@zLuki 2 substractions and 2 divisions? what if the sequence is consistent at the start but not in the middle? What if it the sequence breaks at the end of the sequence? They won't be a valid AP/GP anymore. Thus, you have to loop through the entire list to check. 2 check is not enough

LOL

Will do it.

sure

[0, 1, 0, 1, 0] --> 0 # none

Maybe -1?

Enforced 1 liner solutions will give this a 5, otherwise a 8 :)

Can you please make this a 6kyu one. Because I haven't seen any question as hard as this in 7kyu's.

I thought it was a 6kyu one. But the person approved it put it as 7kyu I guess. I cant do anything.

Too difficult to be a 7kyu.

No more issues, so we can approve?

Looks good :)

Fixed

[189, 0, 0, 0, 0]
-1 should equal 0

[681, 0, 0, 0, 0]
-1 should equal 0

[511, 0, 0, 0, 0]
-1 should equal 0

[188, 0, 0, 0, 0]
-1 should equal 0

[27, 0, 0, 0, 0]
-1 should equal 0

The tests are wrong again.

Are you just changing stuff at random hoping that this time it will be correct?

Done!!

It is correct. You can go and read any article on AP and GP.

No it is not. The Wikipedia article on arithmeric progressions doesn't list any limitations for a_1 or d, and googling for "arithmetic progression zero difference" gives results stating that a_1 = d = 0 is valid.

Also, it is amusing to hear this from a person who expected a list of zeros to be classified as a geometric progression when, according to Wikipedia (at least), it isn't actually one.

I am no math guy and the only source I used is Wikipedia, but from what I;ve read there:

• in a definition of an arithmetic progression, difference d is not constrained in any way and can be 0.
• in a definition of a geometric progression, ratio r is defined to be different than 0.

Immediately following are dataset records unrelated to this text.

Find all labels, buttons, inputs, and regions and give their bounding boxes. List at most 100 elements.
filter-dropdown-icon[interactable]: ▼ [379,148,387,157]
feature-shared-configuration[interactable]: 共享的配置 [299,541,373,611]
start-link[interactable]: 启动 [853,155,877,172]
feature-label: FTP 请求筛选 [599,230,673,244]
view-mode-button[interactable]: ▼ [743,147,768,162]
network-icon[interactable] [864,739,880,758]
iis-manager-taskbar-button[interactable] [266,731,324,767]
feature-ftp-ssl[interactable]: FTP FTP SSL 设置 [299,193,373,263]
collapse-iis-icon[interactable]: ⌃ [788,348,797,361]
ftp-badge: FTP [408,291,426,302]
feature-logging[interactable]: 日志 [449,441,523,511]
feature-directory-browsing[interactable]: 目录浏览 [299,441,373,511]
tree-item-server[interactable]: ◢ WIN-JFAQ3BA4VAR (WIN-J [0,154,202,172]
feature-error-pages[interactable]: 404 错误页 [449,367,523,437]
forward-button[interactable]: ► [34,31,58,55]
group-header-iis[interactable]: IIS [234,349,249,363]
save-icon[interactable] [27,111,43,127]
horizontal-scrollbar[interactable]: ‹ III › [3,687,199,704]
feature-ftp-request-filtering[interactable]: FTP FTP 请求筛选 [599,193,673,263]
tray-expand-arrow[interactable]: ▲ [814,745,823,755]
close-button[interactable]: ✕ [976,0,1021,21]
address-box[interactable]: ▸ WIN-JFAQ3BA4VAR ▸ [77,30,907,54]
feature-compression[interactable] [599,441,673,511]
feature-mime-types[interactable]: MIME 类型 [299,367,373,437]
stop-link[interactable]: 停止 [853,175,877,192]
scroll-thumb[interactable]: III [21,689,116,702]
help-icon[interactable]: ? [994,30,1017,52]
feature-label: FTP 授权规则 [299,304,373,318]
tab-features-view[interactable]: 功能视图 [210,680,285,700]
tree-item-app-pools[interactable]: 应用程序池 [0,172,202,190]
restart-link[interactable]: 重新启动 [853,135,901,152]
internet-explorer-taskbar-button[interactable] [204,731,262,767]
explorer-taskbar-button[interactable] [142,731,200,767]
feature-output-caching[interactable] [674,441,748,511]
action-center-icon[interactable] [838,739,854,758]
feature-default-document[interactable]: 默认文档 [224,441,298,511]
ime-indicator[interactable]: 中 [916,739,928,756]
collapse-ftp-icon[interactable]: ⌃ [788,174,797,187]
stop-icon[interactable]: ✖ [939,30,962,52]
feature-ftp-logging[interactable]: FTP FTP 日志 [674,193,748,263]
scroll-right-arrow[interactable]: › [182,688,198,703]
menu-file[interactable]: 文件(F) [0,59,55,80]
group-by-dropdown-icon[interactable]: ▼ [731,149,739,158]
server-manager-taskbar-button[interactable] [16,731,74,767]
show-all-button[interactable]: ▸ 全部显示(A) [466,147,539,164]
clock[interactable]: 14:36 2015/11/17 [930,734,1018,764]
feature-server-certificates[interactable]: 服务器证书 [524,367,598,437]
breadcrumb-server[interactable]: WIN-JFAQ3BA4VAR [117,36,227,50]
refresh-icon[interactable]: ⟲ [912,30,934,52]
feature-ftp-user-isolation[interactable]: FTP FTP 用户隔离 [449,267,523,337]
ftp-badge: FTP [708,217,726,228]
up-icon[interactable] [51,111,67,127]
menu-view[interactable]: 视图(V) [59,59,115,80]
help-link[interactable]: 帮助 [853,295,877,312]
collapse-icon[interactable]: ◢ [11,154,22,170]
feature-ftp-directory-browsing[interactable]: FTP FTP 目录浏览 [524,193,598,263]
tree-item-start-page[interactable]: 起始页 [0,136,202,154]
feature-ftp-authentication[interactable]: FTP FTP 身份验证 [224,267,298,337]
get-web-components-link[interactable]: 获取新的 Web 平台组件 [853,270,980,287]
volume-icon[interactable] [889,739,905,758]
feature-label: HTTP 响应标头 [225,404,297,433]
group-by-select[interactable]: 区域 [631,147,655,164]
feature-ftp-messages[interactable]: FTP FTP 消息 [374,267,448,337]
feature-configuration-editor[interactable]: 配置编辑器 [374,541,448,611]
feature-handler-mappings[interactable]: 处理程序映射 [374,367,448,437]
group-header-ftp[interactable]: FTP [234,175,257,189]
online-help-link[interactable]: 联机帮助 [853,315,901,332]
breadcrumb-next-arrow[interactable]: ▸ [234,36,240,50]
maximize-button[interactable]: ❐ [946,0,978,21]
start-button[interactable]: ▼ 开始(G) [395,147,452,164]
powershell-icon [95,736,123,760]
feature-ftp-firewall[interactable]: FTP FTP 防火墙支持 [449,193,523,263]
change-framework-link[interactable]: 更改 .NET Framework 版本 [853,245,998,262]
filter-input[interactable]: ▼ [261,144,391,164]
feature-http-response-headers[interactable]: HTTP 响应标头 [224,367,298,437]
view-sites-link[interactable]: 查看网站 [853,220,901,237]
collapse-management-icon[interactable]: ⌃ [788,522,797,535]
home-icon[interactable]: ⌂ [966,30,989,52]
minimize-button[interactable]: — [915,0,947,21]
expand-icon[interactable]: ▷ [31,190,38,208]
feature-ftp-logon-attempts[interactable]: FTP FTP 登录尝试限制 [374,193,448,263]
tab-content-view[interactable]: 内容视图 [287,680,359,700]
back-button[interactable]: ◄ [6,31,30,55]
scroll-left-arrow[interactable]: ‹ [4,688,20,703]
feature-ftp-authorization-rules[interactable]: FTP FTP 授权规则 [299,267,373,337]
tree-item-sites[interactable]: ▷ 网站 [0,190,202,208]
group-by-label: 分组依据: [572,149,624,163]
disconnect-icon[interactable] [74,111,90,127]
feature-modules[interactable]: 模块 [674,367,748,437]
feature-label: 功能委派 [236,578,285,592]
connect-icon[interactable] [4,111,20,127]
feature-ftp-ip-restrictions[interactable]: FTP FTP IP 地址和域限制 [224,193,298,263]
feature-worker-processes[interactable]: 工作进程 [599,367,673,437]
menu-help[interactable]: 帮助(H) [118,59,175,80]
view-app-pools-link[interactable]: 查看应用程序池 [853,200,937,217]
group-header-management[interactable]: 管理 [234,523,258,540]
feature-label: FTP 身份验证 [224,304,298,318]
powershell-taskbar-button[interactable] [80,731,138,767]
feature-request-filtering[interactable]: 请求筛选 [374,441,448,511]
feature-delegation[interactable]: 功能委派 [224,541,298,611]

If these rules are correct, it would mean that:

• [42, 0] is a valid arithmetic progression with d=-42. It's not a valid geometric progression, because r would be 0
• [42, 0, 0] is not a valid arithmetic progression, and it's not a valid geometric progression because r would be 0
• [0, 0, 0] is a valid arithmetic progression with d=0. I am not sure if it's a valid geometric progression or not, because r can be anything, be it 0 or not. I think it's not a GP, I am not sure though.
• [42, 42, 42] is a valid arithmetic progression with d=0. It's also a valid geometric progression with a ratio of 1
• [-42, 42, -42, 42] would not be an arithmetic progression, but a valid geometric progression with r=-1

So basically cases with [x, 0, ...more zeros...] are nasty edge cases, because:

• when x is 0, it's AP but not a GP (examples: [0, 0], [0, 0, 0]). It's also different than [x ,x, x] because for x != 0 it's both AP and GP (example: [42, 42, 42])
• when x is not 0, things depend on its length
  • when length is 2, it's AP but not GP (example: [42, 0])
  • when length is more than 2, it's neither AP nor GP (example: [42, 0, 0])

Things depend on defintion, and maybe there are other definitions than ones I found on Wikipedia. But cases with trailing zeros are really tricky because answer depends on what's the first term, and what's the length of the progression.